I am currently testing out cdsw 1.8,0 on a cludera express 5.16.2 cluster. Most things seem to work ok, except for the scala workbench - it starts up, but before the engine is fully loaded, it crashes with exit code 1.
The log contains the following (rather puzzling) stack trace:
Exception in thread "main" java.lang.NoSuchMethodError: joptsimple.OptionParser.acceptsAll(Ljava/util/Collection;Ljava/lang/String;)Ljoptsimple/OptionSpecBuilder; at org.apache.toree.boot.CommandLineOptions.(CommandLineOptions.scala:37) at org.apache.toree.Main$.delayedEndpoint$org$apache$toree$Main$1(Main.scala:25) at org.apache.toree.Main$delayedInit$body.apply(Main.scala:24) at scala.Function0$class.apply$mcV$sp(Function0.scala:40) at scala.runtime.AbstractFunction0.apply$mcV$sp(AbstractFunction0.scala:12) at scala.App$$anonfun$main$1.apply(App.scala:71) at scala.App$$anonfun$main$1.apply(App.scala:71) at scala.collection.immutable.List.foreach(List.scala:318) at scala.collection.generic.TraversableForwarder$class.foreach(TraversableForwarder.scala:32) at scala.App$class.main(App.scala:71) at org.apache.toree.Main$.main(Main.scala:24) at org.apache.toree.Main.main(Main.scala) at sun.reflect.NativeMethodAccessorImpl.invoke0(Native Method) at sun.reflect.NativeMethodAccessorImpl.invoke(NativeMethodAccessorImpl.java:62) at sun.reflect.DelegatingMethodAccessorImpl.invoke(DelegatingMethodAccessorImpl.java:43) at java.lang.reflect.Method.invoke(Method.java:498) at org.apache.spark.deploy.SparkSubmit$.org$apache$spark$deploy$SparkSubmit$$runMain(SparkSubmit.scala:730) at org.apache.spark.deploy.SparkSubmit$.doRunMain$1(SparkSubmit.scala:181) at org.apache.spark.deploy.SparkSubmit$.submit(SparkSubmit.scala:206) at org.apache.spark.deploy.SparkSubmit$.main(SparkSubmit.scala:121) at org.apache.spark.deploy.SparkSubmit.main(SparkSubmit.scala)

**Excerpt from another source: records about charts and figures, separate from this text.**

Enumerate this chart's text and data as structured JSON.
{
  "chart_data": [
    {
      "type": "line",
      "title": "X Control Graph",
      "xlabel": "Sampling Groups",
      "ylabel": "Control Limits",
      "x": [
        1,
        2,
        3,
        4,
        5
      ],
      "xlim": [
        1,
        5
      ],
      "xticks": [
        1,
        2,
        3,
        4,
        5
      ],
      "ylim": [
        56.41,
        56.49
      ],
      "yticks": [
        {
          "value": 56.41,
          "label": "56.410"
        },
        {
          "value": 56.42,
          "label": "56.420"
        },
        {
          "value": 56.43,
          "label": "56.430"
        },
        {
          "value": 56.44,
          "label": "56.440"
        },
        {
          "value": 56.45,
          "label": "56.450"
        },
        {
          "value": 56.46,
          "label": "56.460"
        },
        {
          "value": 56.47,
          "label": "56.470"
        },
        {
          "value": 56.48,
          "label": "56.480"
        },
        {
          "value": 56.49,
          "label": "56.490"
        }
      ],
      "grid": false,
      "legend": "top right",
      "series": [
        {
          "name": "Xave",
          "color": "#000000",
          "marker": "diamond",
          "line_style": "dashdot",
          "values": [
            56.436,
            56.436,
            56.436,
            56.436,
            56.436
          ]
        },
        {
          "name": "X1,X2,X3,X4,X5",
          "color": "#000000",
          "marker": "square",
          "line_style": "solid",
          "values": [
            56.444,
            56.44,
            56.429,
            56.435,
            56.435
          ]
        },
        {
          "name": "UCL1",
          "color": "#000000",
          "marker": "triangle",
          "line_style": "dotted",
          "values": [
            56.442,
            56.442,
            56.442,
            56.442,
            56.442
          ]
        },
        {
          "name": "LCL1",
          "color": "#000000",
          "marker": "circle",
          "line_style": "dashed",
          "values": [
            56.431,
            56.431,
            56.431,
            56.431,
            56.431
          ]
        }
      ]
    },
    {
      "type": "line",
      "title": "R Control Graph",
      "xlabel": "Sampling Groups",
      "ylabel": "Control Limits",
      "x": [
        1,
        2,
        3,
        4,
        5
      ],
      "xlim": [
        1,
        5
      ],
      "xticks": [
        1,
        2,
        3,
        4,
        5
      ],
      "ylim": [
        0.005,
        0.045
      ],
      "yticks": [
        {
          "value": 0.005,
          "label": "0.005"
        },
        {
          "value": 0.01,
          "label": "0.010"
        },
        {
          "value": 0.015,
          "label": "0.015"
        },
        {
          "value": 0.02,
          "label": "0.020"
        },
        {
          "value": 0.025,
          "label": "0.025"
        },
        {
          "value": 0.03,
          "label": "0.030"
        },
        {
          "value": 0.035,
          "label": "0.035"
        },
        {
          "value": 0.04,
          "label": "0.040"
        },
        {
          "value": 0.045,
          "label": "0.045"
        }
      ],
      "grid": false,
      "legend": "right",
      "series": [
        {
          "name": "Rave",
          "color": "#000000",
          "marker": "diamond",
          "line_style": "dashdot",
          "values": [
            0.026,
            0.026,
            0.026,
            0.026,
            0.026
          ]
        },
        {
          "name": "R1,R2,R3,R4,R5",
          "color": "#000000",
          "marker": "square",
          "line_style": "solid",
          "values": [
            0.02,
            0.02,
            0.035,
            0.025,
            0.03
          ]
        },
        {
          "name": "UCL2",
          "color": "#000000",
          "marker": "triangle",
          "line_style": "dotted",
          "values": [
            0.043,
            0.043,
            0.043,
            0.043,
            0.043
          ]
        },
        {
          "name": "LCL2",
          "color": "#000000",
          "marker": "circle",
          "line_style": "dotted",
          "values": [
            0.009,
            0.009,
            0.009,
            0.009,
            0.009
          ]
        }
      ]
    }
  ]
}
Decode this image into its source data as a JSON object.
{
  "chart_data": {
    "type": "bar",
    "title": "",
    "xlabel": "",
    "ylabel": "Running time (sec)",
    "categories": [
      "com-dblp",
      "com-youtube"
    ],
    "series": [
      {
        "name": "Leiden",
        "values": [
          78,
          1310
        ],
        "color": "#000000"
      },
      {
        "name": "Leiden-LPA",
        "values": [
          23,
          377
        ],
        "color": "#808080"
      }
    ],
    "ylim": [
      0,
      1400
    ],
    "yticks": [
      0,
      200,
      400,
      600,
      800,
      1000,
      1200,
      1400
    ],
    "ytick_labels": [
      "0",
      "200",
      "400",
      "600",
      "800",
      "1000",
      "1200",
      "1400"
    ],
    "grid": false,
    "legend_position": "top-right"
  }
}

Hello, are you still having issues with this?
What engine image are you using?
Can you ensure that there are Spark gateways on your CDSW nodes? The Scala kernel is different than the Python and R kernels in that it makes a connection to Spark upon start up instead of waiting until you create the spark context.
Hi Mike, thanks for replying
Yes, the problem persists. In order to test if this was a CDSW 1.8.0 bug, I upgraded to CDSW 1.8.1 so I have tried with two engine-deps (tags: 5eeadfc and 19e3ca6), and engine image 13 (for 1.8.0 I also attempted engine 13-python3.7). No luck with any of this.
However, you state that I should have spark running on the CDSW nodes. I am actually testing CDSW for my company, so I have been working on a POC CDH 5.16 installation, in which I could never get spark parcels to install. Do you believe that to be the root cause? If so, an error message complaining of a lacking function Joptsimple seems a unclear
Hey sorry for the delay in getting back to you. You don't need to have spark installed on the CDSW nodes, but you DO need to have the Spark Gateway roles installed. This is how CDSW picks up the configuration for Spark and knows which jar files to use, etc. If you have this working with Python, does that mean you can run the "pi.py" example from a Python session which uses Spark? If so then the problem is not the gateways. If spark is not installed then yes I think this is probably the problem since the Scala workbench tries to create a SparkSession object immediately. This might be why your stack trace has lots of spark paths in it near the end.